Fuchs on federal health insurer
For many Democrats, the key issue in health-care reform is the creation of a government health insurance program to compete with the private sector. Stanford's Victor Fuchs, a leading health economist, is skeptical of the idea. Paul Costello, executive director of the medical school's communications office, spoke with him for a podcast in the "1:2:1" program, available at http://med.stanford.edu/mcr/2009/5q-fuchs-0617.html. The following is adapted from a transcript of the interview.
1. What do Democrats see in this public agency that you don't?
Fuchs: There is an element in the party that really wants to have Medicare for all—a single-payer system, working much the way Medicare works. They see this proposal as either getting it right away, which is unlikely, or setting up a situation where it would evolve into Medicare for all.
2. What's wrong with Medicare for all?
Fuchs: The Medicare program we have now is going broke and to put another one in, we'd just go broke faster. It promises wonderful benefits and the beneficiaries like it. I am a beneficiary, and I like it very much. But there is no adequate means to pay for it. The trust fund is running out of money.
3. What about the idea that such a government agency would make the insurance market more competitive?
Fuchs: It isn't the lack of competition that the market suffers from; it suffers from an open-ended funding system with third-party payer, so that anything that anybody wants—or anybody thinks might do some good—gets paid for. We are paying for a lot of stuff, which is of small, marginal benefit; there is nothing in the Medicare system to change that. Under Medicare, you can go to any physician you want to, he or she can prescribe anything that they believe is good and that the FDA said is kosher, and it doesn't matter whether it adds a lot to health or not.
4. But aren't we at a juncture when we have the Congress, the president and a new coalition, including big businesses, to push through reform?

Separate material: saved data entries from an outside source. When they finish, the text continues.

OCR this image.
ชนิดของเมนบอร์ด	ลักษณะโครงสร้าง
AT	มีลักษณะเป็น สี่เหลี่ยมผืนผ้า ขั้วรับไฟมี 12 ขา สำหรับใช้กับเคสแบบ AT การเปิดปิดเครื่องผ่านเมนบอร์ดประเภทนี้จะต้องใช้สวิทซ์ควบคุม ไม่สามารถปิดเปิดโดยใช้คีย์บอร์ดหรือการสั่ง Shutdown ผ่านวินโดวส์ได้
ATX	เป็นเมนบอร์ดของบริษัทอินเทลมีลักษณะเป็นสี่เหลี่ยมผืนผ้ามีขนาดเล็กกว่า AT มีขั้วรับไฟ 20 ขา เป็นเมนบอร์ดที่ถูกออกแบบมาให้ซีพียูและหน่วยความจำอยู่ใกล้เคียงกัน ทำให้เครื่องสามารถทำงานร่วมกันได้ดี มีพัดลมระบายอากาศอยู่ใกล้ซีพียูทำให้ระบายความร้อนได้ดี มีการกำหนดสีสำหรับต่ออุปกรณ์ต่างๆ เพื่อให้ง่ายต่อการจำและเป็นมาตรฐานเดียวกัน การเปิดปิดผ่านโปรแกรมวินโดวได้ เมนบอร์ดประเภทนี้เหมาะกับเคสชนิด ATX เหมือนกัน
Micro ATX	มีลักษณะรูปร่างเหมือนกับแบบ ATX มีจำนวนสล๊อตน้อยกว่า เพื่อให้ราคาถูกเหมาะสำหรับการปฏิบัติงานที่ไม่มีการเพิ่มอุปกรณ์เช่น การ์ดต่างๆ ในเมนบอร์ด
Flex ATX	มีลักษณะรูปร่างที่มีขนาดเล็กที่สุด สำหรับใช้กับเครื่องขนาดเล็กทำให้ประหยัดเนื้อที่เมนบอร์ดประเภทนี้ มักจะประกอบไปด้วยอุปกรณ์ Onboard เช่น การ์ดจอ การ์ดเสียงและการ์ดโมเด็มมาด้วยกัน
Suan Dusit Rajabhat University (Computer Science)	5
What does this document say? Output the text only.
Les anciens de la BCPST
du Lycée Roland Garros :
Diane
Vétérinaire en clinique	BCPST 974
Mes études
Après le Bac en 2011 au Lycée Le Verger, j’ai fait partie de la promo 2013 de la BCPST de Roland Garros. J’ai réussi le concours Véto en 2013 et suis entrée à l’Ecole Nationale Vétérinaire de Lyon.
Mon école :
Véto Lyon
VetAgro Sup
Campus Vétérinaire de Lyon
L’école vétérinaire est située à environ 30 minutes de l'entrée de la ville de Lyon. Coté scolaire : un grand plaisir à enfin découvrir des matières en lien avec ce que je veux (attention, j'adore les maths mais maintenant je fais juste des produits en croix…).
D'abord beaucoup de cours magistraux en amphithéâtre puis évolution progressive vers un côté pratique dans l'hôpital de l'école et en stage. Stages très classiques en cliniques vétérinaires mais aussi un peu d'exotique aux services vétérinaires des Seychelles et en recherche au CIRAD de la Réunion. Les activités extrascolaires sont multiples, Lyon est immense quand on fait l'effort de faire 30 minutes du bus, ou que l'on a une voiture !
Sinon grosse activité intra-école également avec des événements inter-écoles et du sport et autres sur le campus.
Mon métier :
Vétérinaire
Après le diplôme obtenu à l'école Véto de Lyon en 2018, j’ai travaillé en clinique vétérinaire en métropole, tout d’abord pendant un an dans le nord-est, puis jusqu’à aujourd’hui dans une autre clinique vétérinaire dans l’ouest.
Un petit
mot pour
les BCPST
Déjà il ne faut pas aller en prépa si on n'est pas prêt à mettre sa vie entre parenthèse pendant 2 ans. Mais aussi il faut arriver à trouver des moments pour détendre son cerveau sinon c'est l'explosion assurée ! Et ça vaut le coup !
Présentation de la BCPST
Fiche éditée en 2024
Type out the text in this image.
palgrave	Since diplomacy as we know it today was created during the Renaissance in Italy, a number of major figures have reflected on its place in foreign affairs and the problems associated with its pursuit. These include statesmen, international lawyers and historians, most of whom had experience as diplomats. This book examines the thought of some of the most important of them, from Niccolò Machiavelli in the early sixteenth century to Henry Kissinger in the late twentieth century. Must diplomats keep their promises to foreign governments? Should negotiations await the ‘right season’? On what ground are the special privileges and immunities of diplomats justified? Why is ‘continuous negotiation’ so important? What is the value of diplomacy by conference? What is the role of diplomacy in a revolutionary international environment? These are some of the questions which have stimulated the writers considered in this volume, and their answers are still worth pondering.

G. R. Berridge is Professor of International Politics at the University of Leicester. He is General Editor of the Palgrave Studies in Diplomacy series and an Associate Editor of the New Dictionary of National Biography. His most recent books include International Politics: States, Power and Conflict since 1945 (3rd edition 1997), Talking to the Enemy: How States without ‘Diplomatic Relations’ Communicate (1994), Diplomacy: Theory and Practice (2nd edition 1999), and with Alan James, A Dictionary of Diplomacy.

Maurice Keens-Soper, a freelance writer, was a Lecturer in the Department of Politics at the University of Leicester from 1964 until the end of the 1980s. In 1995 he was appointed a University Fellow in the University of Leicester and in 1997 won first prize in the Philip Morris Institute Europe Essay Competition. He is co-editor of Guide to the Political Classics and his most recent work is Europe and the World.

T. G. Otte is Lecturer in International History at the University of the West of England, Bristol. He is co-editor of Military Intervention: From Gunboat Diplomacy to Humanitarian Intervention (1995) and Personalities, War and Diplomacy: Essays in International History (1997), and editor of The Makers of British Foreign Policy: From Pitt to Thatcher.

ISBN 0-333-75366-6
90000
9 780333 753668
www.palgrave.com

Fuchs: There are so many people who have made such a big political and emotional investment in getting something, that I think something will pass. I think it will be mostly cosmetic. I don't see them proposing anything that gets to the heart of the problem: We have a very inflated system that spends $2.4 trillion a year, and grows very rapidly over time. I don't see many people talking about the rate of growth.
5. What is it about American culture—our notion of a boundless frontier ahead of us—that keeps us from grappling with the cost?
Fuchs: There is something in American culture that looks for technological fixes. When we are dealing with health, we are dealing with essentially an existential problem; everybody sooner or later is going to die. It is something that most of us would like to postpone as long as possible, and somebody comes along with a gimmick, a gadget, a drug or something and says, this is going to help you and somebody else is going to pay for it—that's where the third party comes in. Why not?
We are much more prone to believe in technology. Other cultures are more accepting of the human condition and how to live better with the limitations that they have. We don't have that kind of thing at all.